Lawyer closes Prince Harry’s phone hacking case by questioning former tabloid reporter

Prince Harry’s lawyer concluded his account of the royal family’s case against the newspaper’s publisher on Thursday by questioning a former tabloid reporter about information pasted into articles by then-editor Piers Morgan.

On the final day of testimony, lawyer David Sherborne questioned former Daily Mirror royal correspondent Jane Kerr, whose byline appears on several of the 33 articles Harry called examples of illegal intrusion by the publisher of Mirror Group Newspapers.

The lawyer suggested to Kerr that some of the information in her stories was obtained as a result of phone hacking.

“That’s absolutely not true,” Kerr said with a hint of anger.

“I have never intercepted voice mail. I wouldn’t even know how,” Kerr added. She also denied knowledge of violations of the law by any freelance journalists or private detectives hired by the paper.

Kerr admitted in her written witness statement that Morgan, who edited the Daily Mirror between 1995 and 2004, “sometimes fed or added information to the story” without knowing its source.

When asked by Sherborne about quotes in one story, she said: “I can’t say exactly where I got them from, because I can’t remember. Perhaps Pierce gave them to me.

Morgan denies knowing about the phone hacking at the Mirror, and the company disputes Harry’s claims. The Mirror Group has previously paid more than £100 million ($125 million) to settle hundreds of lawsuits for illegal information gathering and printed an apology to the victims of phone hacks in 2015.

Harry, who flew in from his home in California to testify earlier in the week, did not appear in Supreme Court on Thursday.
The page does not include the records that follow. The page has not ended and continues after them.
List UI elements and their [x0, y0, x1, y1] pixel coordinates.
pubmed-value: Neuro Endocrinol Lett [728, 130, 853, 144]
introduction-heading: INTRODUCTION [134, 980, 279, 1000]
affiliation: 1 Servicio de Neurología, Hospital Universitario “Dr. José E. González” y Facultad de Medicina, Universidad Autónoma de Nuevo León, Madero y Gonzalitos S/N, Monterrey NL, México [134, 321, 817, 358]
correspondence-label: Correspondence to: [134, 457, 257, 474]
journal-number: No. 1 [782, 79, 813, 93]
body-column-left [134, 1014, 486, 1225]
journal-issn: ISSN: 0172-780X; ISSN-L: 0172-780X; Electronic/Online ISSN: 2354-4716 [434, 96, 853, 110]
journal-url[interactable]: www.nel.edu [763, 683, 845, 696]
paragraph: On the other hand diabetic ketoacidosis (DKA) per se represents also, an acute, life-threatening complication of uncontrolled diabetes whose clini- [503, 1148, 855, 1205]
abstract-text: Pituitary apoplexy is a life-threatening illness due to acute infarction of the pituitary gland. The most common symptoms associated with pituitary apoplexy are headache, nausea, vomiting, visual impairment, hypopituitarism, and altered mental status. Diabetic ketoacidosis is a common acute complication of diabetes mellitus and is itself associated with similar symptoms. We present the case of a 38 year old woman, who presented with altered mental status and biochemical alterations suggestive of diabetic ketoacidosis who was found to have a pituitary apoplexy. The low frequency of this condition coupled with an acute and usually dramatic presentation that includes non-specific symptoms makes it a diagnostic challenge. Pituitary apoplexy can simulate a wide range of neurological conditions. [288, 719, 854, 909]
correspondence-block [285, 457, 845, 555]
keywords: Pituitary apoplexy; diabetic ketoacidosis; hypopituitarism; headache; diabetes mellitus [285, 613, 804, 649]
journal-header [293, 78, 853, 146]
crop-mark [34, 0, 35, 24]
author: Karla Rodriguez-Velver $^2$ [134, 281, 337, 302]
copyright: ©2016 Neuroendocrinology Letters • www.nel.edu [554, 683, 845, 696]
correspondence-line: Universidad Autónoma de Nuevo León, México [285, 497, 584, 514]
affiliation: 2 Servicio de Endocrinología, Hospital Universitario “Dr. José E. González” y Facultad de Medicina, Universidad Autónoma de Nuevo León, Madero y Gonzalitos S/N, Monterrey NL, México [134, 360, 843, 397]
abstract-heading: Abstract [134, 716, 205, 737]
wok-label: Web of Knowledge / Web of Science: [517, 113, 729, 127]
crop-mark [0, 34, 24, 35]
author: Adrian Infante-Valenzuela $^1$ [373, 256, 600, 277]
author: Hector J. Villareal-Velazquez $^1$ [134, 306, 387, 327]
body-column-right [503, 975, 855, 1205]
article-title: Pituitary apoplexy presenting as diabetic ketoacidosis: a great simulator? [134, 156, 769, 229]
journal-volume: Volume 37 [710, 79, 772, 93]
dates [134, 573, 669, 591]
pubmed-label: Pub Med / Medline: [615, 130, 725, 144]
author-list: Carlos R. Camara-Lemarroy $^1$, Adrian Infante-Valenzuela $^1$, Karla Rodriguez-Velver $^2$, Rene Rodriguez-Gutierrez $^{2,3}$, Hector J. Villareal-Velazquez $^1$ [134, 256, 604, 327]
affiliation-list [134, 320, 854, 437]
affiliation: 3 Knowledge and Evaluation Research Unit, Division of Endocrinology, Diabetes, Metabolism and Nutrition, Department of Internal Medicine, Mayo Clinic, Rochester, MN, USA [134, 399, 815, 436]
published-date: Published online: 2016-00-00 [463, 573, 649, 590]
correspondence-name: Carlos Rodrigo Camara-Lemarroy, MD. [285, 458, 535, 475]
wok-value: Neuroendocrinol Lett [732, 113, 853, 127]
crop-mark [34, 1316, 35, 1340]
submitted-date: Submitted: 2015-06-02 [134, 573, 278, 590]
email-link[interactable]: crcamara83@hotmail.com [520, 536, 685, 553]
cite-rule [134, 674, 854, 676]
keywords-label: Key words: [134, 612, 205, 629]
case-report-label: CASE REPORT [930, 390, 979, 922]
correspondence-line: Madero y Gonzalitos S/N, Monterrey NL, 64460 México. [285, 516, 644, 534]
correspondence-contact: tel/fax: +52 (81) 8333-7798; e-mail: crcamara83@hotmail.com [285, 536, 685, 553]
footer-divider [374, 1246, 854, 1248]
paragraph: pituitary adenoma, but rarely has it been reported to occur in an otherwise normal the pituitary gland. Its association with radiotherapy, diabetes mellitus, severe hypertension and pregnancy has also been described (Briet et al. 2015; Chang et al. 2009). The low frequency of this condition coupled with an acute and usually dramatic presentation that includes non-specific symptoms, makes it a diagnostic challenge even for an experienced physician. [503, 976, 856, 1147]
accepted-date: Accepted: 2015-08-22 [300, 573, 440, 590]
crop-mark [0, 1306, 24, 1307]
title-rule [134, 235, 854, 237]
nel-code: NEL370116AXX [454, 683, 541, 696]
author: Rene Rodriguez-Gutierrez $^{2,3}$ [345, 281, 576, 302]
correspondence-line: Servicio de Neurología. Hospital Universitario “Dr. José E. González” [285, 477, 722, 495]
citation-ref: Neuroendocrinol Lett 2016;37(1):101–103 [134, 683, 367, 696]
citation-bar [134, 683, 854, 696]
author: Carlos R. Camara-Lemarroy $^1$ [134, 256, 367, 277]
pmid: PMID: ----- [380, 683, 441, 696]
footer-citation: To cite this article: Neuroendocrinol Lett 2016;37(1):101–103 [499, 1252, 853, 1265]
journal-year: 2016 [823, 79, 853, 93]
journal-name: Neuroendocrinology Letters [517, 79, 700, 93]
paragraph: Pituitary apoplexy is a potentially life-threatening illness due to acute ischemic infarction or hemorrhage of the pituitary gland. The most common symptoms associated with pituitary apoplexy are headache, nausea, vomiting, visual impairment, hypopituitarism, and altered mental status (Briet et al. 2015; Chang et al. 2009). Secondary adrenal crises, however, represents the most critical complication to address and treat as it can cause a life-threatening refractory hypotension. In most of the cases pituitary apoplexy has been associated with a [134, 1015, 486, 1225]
He spent a day and a half on Tuesday and Wednesday as a witness, answering questions about his allegation that British tabloids had illegally followed his life throughout his childhood and adolescence.

He alleges that the Mirror newspapers hacked phones, bugged cars and used other illegal methods to obtain personal information, which they spit out as royal sensations. He said the invasion poisoned relationships with friends, teachers and girlfriends – and even caused friction with his brother Prince William – and led to “bouts of depression and paranoia.”

The Mirror Group newspapers have apologized for one instance in which they hired a private detective to unearth compromising evidence on Harry, which was not in their lawsuits. He either denies or does not recognize his claims.

Harry, 38, is one of four plaintiffs whose lawsuits against Mirror Group Newspapers are being heard together in London’s High Court. The hearing will run until the end of June, with Judge Timothy Fancourt likely to make his decision in a few weeks.

Harry left royal life in 2020, citing unbearable media attention and alleged racism towards his wife Meghan, and made it his mission to reform the British media. He is also suing two other newspaper publishers for hacking.